There have been statements by players, like Houk, saying they were sticking up for their brothers who they thought were under attack. That's understandable. By many accounts, BYU didn't start the fight. But the brawl was widespread enough to have gone far beyond the notions of honor, spirit, tradition. Imagine if Mendenhall had gotten his way a while back and had those noble characteristics sewn onto the back of his players' jerseys instead of their names. And on Monday, Spirit would have been putting a beatdown on some Memphis linebacker and Honor would have kicked the crap out of some opposing defensive back and Tradition … there would have been hell to pay had anyone crossed Tradition's path.

Yeah. We should all get it. These are flawed, passionate, physical, imperfect human beings playing football here, getting angry during both the game and after, swearing and sweating and looking to beat the snot out of the other guys. But that's all they are. They're not church representatives, they're not messengers from God, they're not better than anyone else.

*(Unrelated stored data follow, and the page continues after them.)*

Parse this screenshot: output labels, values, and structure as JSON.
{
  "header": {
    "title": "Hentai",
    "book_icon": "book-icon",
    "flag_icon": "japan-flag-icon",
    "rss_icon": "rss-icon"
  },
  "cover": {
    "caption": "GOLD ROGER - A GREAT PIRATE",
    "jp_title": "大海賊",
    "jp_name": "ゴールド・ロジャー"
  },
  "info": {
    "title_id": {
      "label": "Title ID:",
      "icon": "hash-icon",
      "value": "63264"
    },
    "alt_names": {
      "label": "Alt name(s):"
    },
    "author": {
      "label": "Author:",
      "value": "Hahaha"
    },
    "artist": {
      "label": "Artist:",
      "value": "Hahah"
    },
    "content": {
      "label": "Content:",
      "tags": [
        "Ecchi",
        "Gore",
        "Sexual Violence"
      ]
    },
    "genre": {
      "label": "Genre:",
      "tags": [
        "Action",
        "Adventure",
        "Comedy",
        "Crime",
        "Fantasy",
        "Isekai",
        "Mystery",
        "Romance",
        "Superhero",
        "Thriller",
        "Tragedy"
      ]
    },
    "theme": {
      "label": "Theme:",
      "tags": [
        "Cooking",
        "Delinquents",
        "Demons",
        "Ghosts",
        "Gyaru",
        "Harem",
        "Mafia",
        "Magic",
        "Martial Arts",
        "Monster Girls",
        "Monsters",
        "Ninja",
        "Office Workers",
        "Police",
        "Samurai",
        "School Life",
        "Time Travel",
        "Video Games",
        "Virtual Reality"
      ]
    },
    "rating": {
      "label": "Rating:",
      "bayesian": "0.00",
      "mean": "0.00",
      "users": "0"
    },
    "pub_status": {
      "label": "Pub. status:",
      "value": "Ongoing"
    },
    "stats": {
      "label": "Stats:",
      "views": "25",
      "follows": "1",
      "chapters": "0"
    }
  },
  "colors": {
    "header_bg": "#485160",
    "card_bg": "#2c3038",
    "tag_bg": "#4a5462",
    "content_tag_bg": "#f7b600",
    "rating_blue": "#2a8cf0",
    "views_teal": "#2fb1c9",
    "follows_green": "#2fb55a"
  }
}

They're freaking football players, some of whom do stupid things, on and off the field.

The sooner everyone realizes that, the better.

To pretend it's otherwise does not and will never make it so.

Nobody knows exactly where BYU football goes from here. But the place it found itself, with some of its players mixed in the mayhem with some of the Memphis Tigers, on Monday was far past defeat, it was difficult and dreary and dark. A light to the world, it wasn't.